CalPERS refocuses on US, reduces international exposure

The $228.3bn public pension will target private core real estate through separate accounts focused on the US, as it warns commingled funds will be the investment vehicle of last resort.

The California Public Employees Retirement System will dramatically scale back its exposure to international real estate as it looks to transform its $15 billion real estate portfolio.

The $228.3 billion public pension expects private core real estate investments, made primarily through separate accounts and targeting the US, to make up three-quarters of its property portfolio in the future – with non-core assets representing no more than 25 percent.

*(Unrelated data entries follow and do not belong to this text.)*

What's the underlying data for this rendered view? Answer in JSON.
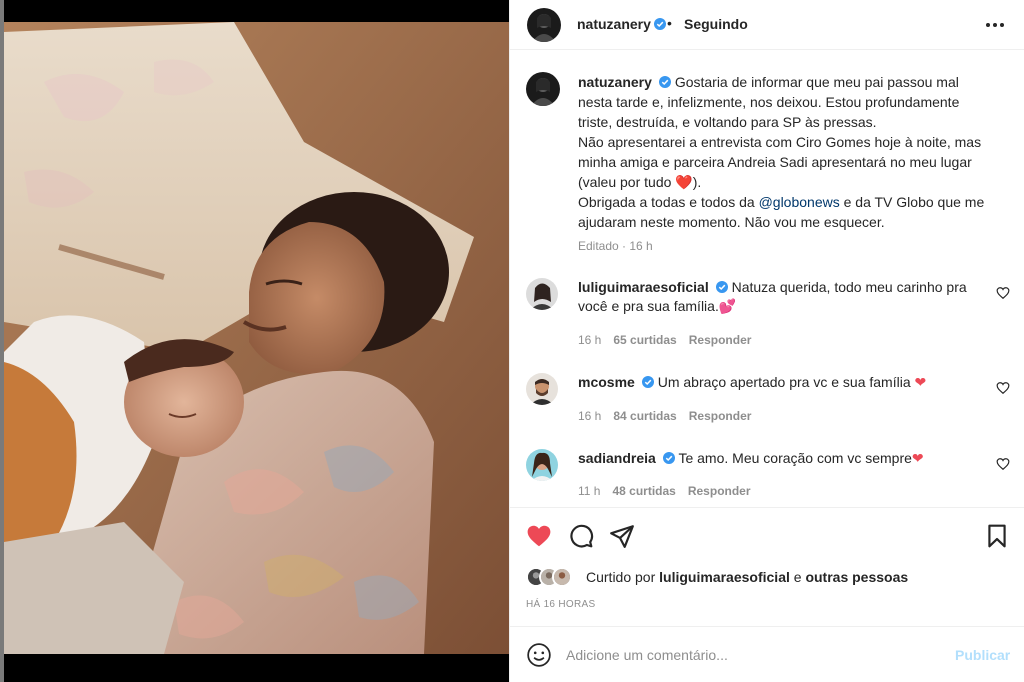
{
  "post": {
    "author": "natuzanery",
    "follow_state": "Seguindo",
    "dot": "•",
    "caption_parts": [
      "Gostaria de informar que meu pai passou mal nesta tarde e, infelizmente, nos deixou. Estou profundamente triste, destruída, e voltando para SP às pressas.",
      "Não apresentarei a entrevista com Ciro Gomes hoje à noite, mas minha amiga e parceira Andreia Sadi apresentará no meu lugar (valeu por tudo",
      ").",
      "Obrigada a todas e todos da",
      "@globonews",
      "e da TV Globo que me ajudaram neste momento. Não vou me esquecer."
    ],
    "caption_meta": "Editado · 16 h"
  },
  "comments": [
    {
      "user": "luliguimaraesoficial",
      "text": "Natuza querida, todo meu carinho pra você e pra sua família.",
      "emoji": "💕",
      "time": "16 h",
      "likes": "65 curtidas",
      "reply": "Responder"
    },
    {
      "user": "mcosme",
      "text": "Um abraço apertado pra vc e sua família",
      "emoji": "❤",
      "time": "16 h",
      "likes": "84 curtidas",
      "reply": "Responder"
    },
    {
      "user": "sadiandreia",
      "text": "Te amo. Meu coração com vc sempre",
      "emoji": "❤",
      "time": "11 h",
      "likes": "48 curtidas",
      "reply": "Responder"
    }
  ],
  "likes": {
    "prefix": "Curtido por",
    "user": "luliguimaraesoficial",
    "connector": "e",
    "suffix": "outras pessoas"
  },
  "timestamp": "HÁ 16 HORAS",
  "add_comment": {
    "placeholder": "Adicione um comentário...",
    "publish_label": "Publicar"
  },
  "icons": {
    "verified": "verified-badge-icon",
    "more": "more-options-icon",
    "like": "heart-filled-icon",
    "comment": "comment-icon",
    "share": "share-icon",
    "save": "bookmark-icon",
    "emoji": "emoji-icon"
  },
  "colors": {
    "heart": "#ed4956",
    "verified": "#3897f0",
    "link": "#00376b",
    "muted": "#8e8e8e",
    "publish": "#b2dffc"
  }
}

As a result, CalPERS investments in international real estate will be dramatically culled from the current target of 50 percent to just 10 percent of a bucket of new investments, with the focus on emerging markets such as Brazil, India and China as well as “limited exposure” to Western Europe and Japan.

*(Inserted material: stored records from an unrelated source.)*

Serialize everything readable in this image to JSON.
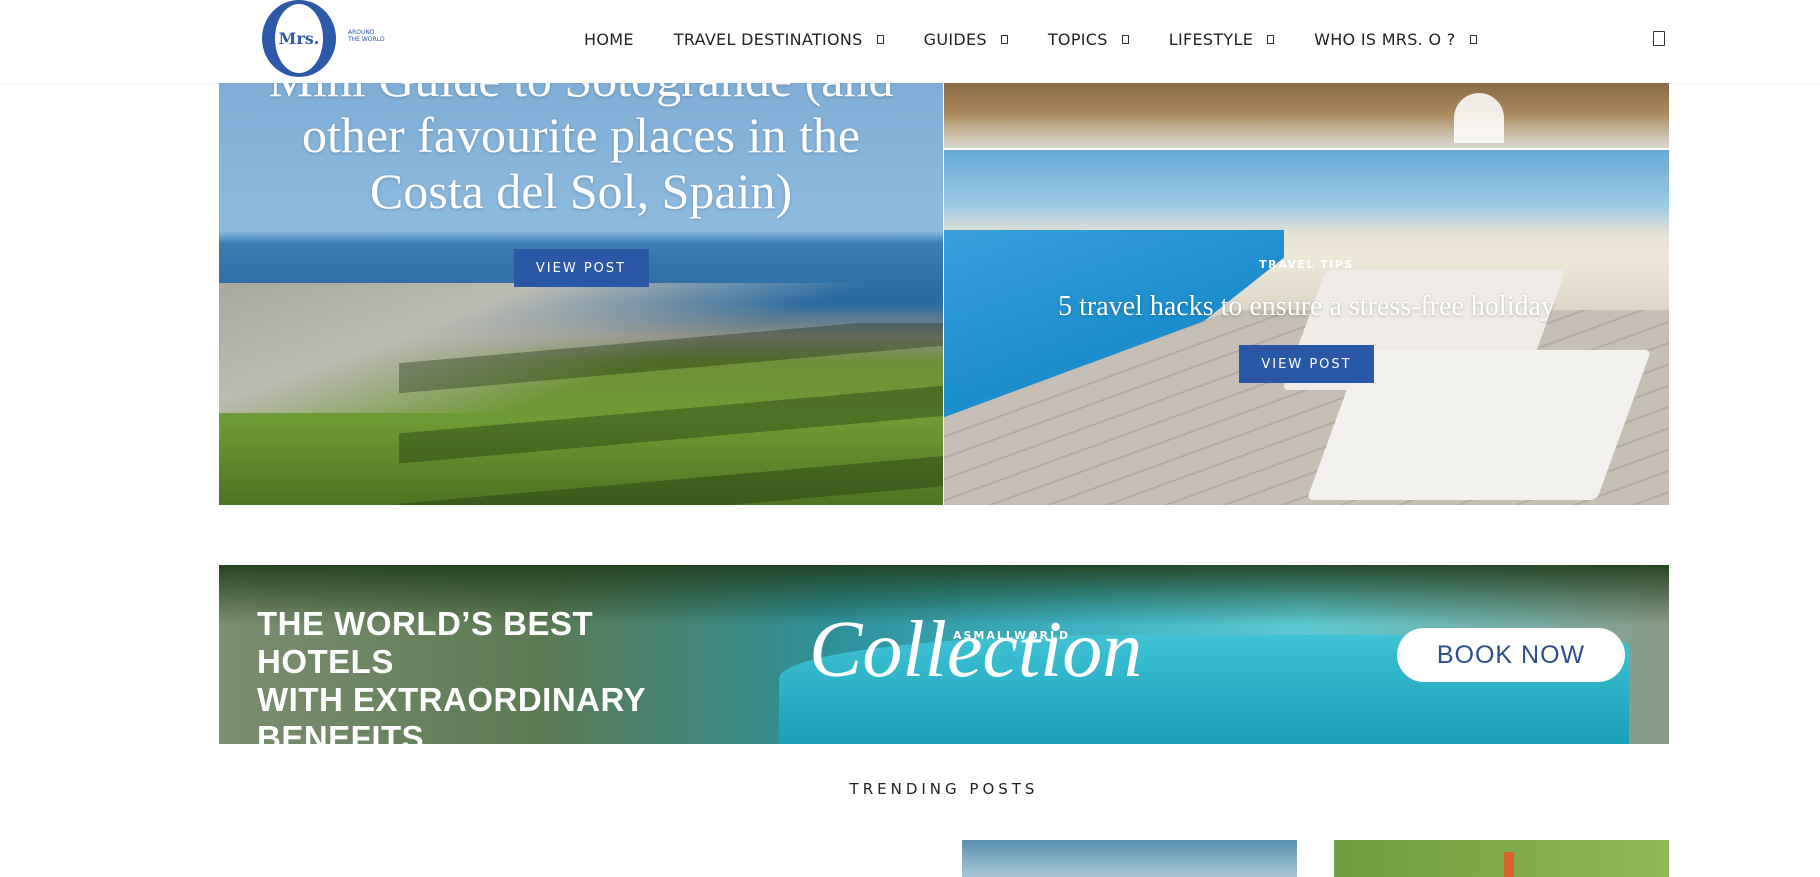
{
  "header": {
    "logo": {
      "mark": "Mrs.",
      "tagline": "AROUND THE WORLD"
    },
    "nav": [
      {
        "label": "HOME",
        "has_dropdown": false
      },
      {
        "label": "TRAVEL DESTINATIONS",
        "has_dropdown": true
      },
      {
        "label": "GUIDES",
        "has_dropdown": true
      },
      {
        "label": "TOPICS",
        "has_dropdown": true
      },
      {
        "label": "LIFESTYLE",
        "has_dropdown": true
      },
      {
        "label": "WHO IS MRS. O ?",
        "has_dropdown": true
      }
    ],
    "cart_icon": "shopping-bag-icon"
  },
  "hero": {
    "left": {
      "title": "Mini Guide to Sotogrande (and other favourite places in the Costa del Sol, Spain)",
      "button": "VIEW POST"
    },
    "right": {
      "category": "TRAVEL TIPS",
      "title": "5 travel hacks to ensure a stress-free holiday",
      "button": "VIEW POST"
    }
  },
  "banner": {
    "headline_lines": [
      "THE WORLD’S BEST HOTELS",
      "WITH EXTRAORDINARY",
      "BENEFITS"
    ],
    "brand_small": "ASMALLWORLD",
    "brand_script": "Collection",
    "cta": "BOOK NOW"
  },
  "trending": {
    "title": "TRENDING POSTS"
  },
  "colors": {
    "accent": "#2b58a6",
    "text": "#222222",
    "background": "#ffffff"
  }
}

CalPERS traditionally has been a cornerstone LP in many global and international opportunistic funds, but the pension is overhauling its strategy after suffering losses in its opportunistic deals of -35.4 percent net in the three years to the end of June.

In an investment committee report, expected to be approved next week, the pension said it would split its portfolio between legacy and new investments, with the new portfolio comprised of at least 75 percent core US assets, likely through five to 10 separate account managers and with a hold time of between 10 and 20 years.

CalPERS also will target a 15 percent allocation to US tactical deals, including core, value-added and opportunistic strategies, again with five to 10 managers and possibly including an emerging manager programme. The pension said it would then carve out a target 10 percent allocation to international value-added and opportunistic investing with between five to 10 managers.

In a blow to the private equity real estate industry, though, the US’ largest public pension warned that separate accounts would now be its vehicle of choice. “With a balance of moderate fees, alignment and control, [they] should be the primary structure used,” the report said, adding that operating company investments, open-ended funds and club funds could be added when opportunities emerged. However, commingled funds would only be “utilised when other structures are not available”.

Leverage also will play a major role going forward, with CalPERS introducing new minimum debt-service-coverage ratios (DSCR) and maximum loan-to-value ratios for its deals. According to the report, LTVs for all strategies should be around 50% with core investments having a DSCR of 2.0 and US and international tactical deals having a DSCR of around 1.5.

CalPERS’ existing 7 percent allocation to REITs is being reviewed by investment staff. CalPERS’ legacy portfolio, valued at $6.8 billion, will continue to be managed by the pension and fully liquidated by 2019.